Monday, June 18, 2012

lesson One...

Worry less about how your life looks to others and more about how your life feels to you.

There are a lot of trends I'm seeing lately that have started to concern me. I see people documenting their entire lives on the Internet through cell phones, web cams, blogs, Facebook, twitter. At first I thought, oh hey, that's cool! I want Instagram! Then I can show what I'm doing and be cool like everyone else.

But then I started to think more about this sort of thing, this instantaneous documentation and the ways I project myself to the world. I began noticing my motivations, and what I saw made me unhappy with myself.

The event that stemmed all of this thought seems a ridiculous catalyst. It all started with a hamburger. I was at my professor's home for an end of term class party. I'd spent the majority of the time playing with his son, Cade, and I finally got Cade to eat a cookie so that I could have my own dinner. As I stood in line behind my classmates and other students from my professor's classes, I noticed that each of them created similar hamburger ensembles:  bun, burger, cheese, lettuce, tomato, pickle, mustard, ketchup. They then got guacamole and chips, lots of watermelon and cantaloupe, and for the most part skipped the cookies and shortcake, choosing just to take the strawberries.

My heart sank as I saw each person follow this pattern. I don't really like lettuce, I generally avoid tomatoes, I think dill pickles are gross, mustard is evil, and guacamole just looks yucky to me. However, I felt that to NOT have all of these things was to be too different, and that people would criticize me in their minds for being unhealthy and picky. And so, I copied the pattern I saw and forced it all down.

Looking back, I recognize that those people probably weren't paying that much attention to what I put on my plate and what I didn't. In the moment, though, I was absolutely terrified that they would judge me and mentally call me names like fat and immature. But why was I worried about that? Because those are the names that I called myself. I called myself unhealthy, picky, fat, immature, and projected my own thoughts onto the people around me. I forced myself to eat what I thought people wanted me to eat. I was so worried about how others would perceive me that I forgot the most important thing: how did eating food I don't like make me feel?

As I thought about that experience, I realized that this happens with more than just food at a party. What I pin on Pinterest, the status updates on Facebook, my pictures that I take and post, the things I choose to talk about -- so much of this has been to make people believe I'm a certain way. I was trying to be what I thought they wanted me to be.
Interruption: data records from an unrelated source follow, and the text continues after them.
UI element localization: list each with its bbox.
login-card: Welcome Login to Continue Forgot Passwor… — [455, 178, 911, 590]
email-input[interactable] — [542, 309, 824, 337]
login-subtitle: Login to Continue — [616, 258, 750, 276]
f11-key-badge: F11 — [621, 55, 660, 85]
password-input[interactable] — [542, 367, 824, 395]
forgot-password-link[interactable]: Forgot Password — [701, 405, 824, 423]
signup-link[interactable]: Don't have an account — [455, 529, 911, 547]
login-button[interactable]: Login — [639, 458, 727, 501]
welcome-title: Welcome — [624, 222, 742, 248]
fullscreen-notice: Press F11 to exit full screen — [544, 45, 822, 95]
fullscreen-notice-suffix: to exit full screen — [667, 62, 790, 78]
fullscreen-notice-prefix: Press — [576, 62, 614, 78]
But if the me I really am and the me I pretend to be don't match up, then does that mean that I am going to spend my whole life pretending?

My answer?

No.

I'm not saying that virtual documentation and distribution of life events/outfits/meals/things is a bad thing! Honestly, I kind of wish I had Instagram because then I could have something like a photo journal. I actually think that and other things are very good, but only if the motivation behind them is correct. I feel that if my motivation is to put on some face that I think others want to see, then my motivation is wrong. If I'm wearing a particular outfit to show that I'm in style, but I'm horribly uncomfortable, then WHY the heck am I wearing it? If I'm working out to "fit in" with society, but not because I want to be healthy, WHY? If I'm eating a certain way to assuage the fears of imagined rejection, but I hate what I'm eating, then WHY am I eating it? If I tell a close friend who I know I can trust that I'm doing great, but I'm actually falling apart at the moment, WHY?

Life isn't about the appearance, and in this case I mean more than the physical appearance. It includes the appearance of how you're living, and why you're living. If how you're living and why you're living are not comfortable or happy or the way you really want to live, then why are you doing it?

And so I say, to myself just as much to anyone else:

Worry less about how your life looks to others and more about how your life feels to you.

Because why be someone you're not truly happy being?

1 comment:

Q said...

I can't tell you how happy this post makes me.